Thursday, January 06, 2011

Friends of Maine's Mountains Denounces LURC Ruling on Kibby Expansion

Ruling Highlights Flaws in Maine Law Expediting Industrial Wind

Wilton, ME - Friends of Maine's Mountains (FMM), the leading group dedicated to protecting Maine's mountain regions from threats to their natural and human environments, has denounced the decision announced Wednesday by the Land Use Regulation Commission which formally approves an 11-turbine expansion to the Kibby Wind Power Project in northern Franklin County.

The expansion along the 3,300-foot Sisk Mountain ridgeline of the TransCanada project was originally rejected in a December straw poll of LURC commissioners. Despite being fought by the Maine Audubon Society, the Appalachian Mountain Club, the Natural Resources Council of Maine, the Friends of the Boundary Mountains, the Citizen's Task Force on Wind Power, Friends of Maine's Mountains and many private citizens, the application for expansion was accepted and the erection of eleven additional industrial wind turbines atop Kibby Mountain was approved by a 5 to 1 vote at Wednesday's brief meeting of LURC.

Opposition to the expansion among the members of the Land Use Regulation Commission was greater than the vote results displayed. Commissioners Sally Farrand and Ed Laverty remarked that they believe tthe state's expedited wind law, LD 2283, An Act To Implement Recommendations of the Governor's Task Force on Wind Power Development, was a bad idea and that they could not effectively do their jobs unless they ignored the law.
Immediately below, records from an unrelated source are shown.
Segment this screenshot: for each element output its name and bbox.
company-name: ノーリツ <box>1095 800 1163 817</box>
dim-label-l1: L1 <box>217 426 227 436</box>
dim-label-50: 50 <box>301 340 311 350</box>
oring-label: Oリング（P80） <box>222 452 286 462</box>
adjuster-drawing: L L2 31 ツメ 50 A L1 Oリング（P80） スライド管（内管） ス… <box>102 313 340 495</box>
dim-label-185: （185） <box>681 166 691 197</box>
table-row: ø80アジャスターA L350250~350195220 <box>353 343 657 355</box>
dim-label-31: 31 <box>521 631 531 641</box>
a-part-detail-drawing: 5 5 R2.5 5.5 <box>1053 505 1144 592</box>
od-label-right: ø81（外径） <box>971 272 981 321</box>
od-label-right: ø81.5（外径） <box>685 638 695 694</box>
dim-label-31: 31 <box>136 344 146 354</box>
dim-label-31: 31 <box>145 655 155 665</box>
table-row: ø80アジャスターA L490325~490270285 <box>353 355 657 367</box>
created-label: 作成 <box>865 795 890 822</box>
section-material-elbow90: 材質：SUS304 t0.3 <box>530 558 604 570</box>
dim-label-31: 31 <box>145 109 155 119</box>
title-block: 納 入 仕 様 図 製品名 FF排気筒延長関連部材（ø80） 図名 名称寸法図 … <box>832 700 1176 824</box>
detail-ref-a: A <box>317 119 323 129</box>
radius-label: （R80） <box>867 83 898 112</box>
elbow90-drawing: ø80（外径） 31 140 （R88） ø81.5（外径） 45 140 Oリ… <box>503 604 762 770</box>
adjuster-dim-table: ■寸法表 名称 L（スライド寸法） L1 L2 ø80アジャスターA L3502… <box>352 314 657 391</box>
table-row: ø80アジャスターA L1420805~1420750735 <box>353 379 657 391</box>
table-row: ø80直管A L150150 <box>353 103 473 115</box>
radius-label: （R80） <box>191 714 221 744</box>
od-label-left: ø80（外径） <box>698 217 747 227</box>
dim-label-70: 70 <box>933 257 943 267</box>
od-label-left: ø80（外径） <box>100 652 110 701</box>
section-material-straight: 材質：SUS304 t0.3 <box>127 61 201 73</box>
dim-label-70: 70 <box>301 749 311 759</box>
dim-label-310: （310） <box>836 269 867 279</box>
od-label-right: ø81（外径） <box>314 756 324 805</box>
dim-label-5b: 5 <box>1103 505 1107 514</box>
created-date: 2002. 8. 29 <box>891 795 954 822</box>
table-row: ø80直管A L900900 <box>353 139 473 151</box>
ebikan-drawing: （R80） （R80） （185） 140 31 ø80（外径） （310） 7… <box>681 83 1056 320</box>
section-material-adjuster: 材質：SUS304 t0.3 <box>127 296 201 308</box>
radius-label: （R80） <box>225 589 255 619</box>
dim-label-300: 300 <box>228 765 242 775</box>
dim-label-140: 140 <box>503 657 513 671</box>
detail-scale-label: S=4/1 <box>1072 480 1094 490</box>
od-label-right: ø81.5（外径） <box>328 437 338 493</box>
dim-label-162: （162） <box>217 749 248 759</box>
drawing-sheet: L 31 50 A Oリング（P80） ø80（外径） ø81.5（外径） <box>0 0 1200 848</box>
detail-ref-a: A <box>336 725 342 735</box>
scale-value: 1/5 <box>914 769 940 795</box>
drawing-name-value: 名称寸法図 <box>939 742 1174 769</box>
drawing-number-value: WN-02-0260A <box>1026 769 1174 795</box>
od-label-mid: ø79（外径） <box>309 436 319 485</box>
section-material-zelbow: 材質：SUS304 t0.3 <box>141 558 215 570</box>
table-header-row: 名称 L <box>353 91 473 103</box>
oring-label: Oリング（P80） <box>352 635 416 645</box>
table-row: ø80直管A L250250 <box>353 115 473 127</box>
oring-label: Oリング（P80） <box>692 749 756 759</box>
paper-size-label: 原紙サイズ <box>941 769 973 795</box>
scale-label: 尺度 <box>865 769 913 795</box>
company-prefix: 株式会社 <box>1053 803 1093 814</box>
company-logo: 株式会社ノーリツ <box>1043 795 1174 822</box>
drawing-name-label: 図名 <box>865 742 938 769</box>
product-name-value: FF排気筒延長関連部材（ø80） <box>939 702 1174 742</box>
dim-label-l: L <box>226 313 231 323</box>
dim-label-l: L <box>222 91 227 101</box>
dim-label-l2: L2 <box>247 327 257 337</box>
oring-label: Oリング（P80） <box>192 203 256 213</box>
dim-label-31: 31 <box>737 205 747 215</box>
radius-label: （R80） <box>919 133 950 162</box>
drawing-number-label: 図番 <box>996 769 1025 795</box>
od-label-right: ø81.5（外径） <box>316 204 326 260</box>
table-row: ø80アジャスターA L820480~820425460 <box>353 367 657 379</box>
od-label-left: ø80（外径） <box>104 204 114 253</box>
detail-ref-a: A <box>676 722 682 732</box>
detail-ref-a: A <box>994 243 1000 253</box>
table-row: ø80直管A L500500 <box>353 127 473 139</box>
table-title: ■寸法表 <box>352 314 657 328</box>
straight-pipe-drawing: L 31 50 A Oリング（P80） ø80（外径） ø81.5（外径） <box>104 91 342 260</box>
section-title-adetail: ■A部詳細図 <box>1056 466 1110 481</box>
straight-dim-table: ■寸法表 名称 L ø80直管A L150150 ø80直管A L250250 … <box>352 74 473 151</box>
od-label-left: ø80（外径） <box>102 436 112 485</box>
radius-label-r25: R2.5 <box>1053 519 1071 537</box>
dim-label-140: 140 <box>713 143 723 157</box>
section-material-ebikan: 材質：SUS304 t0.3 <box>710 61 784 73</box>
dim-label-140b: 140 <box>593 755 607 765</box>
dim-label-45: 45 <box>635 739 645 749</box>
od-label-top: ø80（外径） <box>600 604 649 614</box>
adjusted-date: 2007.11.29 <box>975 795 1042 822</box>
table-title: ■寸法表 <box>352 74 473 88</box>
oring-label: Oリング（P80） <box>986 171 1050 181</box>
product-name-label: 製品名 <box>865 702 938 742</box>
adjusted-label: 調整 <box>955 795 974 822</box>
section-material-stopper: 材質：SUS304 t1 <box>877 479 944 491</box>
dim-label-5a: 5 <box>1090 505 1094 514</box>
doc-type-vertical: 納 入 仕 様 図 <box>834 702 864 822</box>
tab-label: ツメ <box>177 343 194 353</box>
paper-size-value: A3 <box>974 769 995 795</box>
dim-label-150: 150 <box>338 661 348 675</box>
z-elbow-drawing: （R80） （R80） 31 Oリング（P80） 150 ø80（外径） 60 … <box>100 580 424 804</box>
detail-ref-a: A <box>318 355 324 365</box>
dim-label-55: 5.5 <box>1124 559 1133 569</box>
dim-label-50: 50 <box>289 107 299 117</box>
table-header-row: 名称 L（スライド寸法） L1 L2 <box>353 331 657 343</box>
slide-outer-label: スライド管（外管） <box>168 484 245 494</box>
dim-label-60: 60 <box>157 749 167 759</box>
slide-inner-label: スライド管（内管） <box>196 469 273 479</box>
Complaining that LD 2283 left him no choice but to approve the plan, Laverty said, "I don't think we are in a position to flout the position of the State Legislature. We're not legislators. We don't dictate policy; we implement it. Maybe I should consider resigning. Maybe that's what I need to do."

Registered Maine Master Guide David Corrigan of Concord Township attended yesterday's hearing. "By their own comments before the vote, several of the LURC commissioners made it clear that they believed they were following the will of the Legislature," observed Corrigan. "They also made it apparent that they are not happy about this, and would like the Legislature to rethink the wind permitting laws that are at odds with the Comprehensive Land Use Plan, and the very mandate of LURC to protect the Unorganized Territories. I hope the Legislature takes notice."
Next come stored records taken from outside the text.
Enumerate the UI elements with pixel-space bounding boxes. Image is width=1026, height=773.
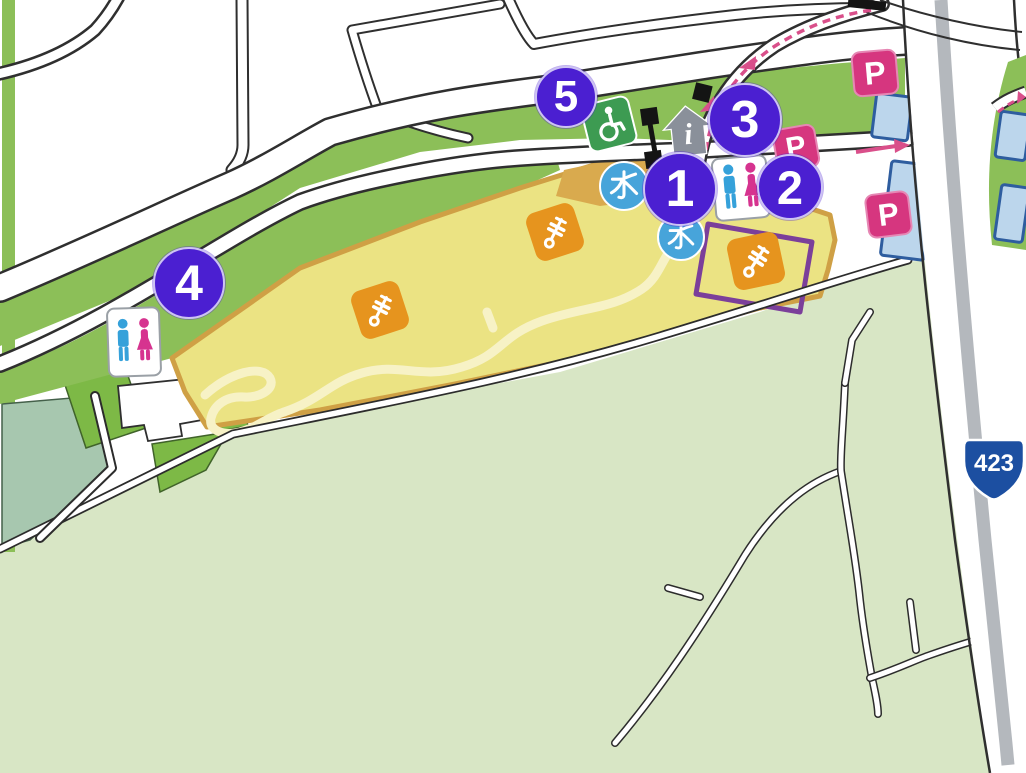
toilet-icon [106, 306, 162, 378]
spot-marker-label: 3 [731, 94, 760, 146]
route-shield-shape: 423 [962, 437, 1026, 503]
spot-marker-3[interactable]: 3 [708, 83, 782, 157]
map-canvas [0, 0, 1026, 773]
spot-marker-label: 5 [554, 75, 578, 119]
spot-marker-label: 2 [777, 164, 803, 211]
parking-label: P [863, 54, 887, 93]
spot-marker-2[interactable]: 2 [757, 154, 823, 220]
spot-marker-1[interactable]: 1 [643, 152, 717, 226]
park-map: i 水 水 [0, 0, 1026, 773]
route-number: 423 [974, 450, 1014, 477]
route-shield-icon: 423 [962, 437, 1026, 503]
equipment-glyph [355, 285, 405, 335]
spot-marker-label: 1 [666, 163, 695, 215]
toilet-figures [109, 310, 159, 374]
parking-icon: P [863, 189, 913, 239]
equipment-glyph [731, 236, 781, 286]
water-icon: 水 [599, 161, 649, 211]
water-kanji-glyph [607, 169, 641, 203]
spot-marker-label: 4 [175, 258, 203, 308]
parking-label: P [876, 195, 901, 233]
exercise-equipment-icon [725, 230, 787, 292]
parking-icon: P [850, 48, 900, 98]
spot-marker-5[interactable]: 5 [535, 66, 597, 128]
equipment-glyph [530, 207, 580, 257]
spot-marker-4[interactable]: 4 [153, 247, 225, 319]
Commissioner Rebecca Kurtz was the dissenting vote, noting she couldn't support the 11-turbine expansion due to the sensitivity of the region's ecology. "It makes no sense. We all know from Ecology 101 that all these resources are interconnected, that you can't impact one without impacting the others," said Kurtz. "Why we are allowing this to happen when there are rare species of concern being disturbed and there are other places to put wind towers, I don't know."

Steve Thurston, co-Chair of the Citizen's Task Force on Wind Power and member of the Board of Directors of Friends of Maine's Mountains, remarked, "Clearly the problem here is with the process. By the admission of some of their own members, LURC is constrained by the law that results in disregarding their own mandate to protect the environment from these industrial wind construction projects. This has happened in each and every wind project that comes before LURC, and unless something changes in the law, I fear we will see this repeated again and again."

Friends of Maine's Mountains is a research and educational organization whose mission is to research, formulate and promote effective and reliable energy and power solutions that will protect Maine's natural resources, especially Maine's mountains.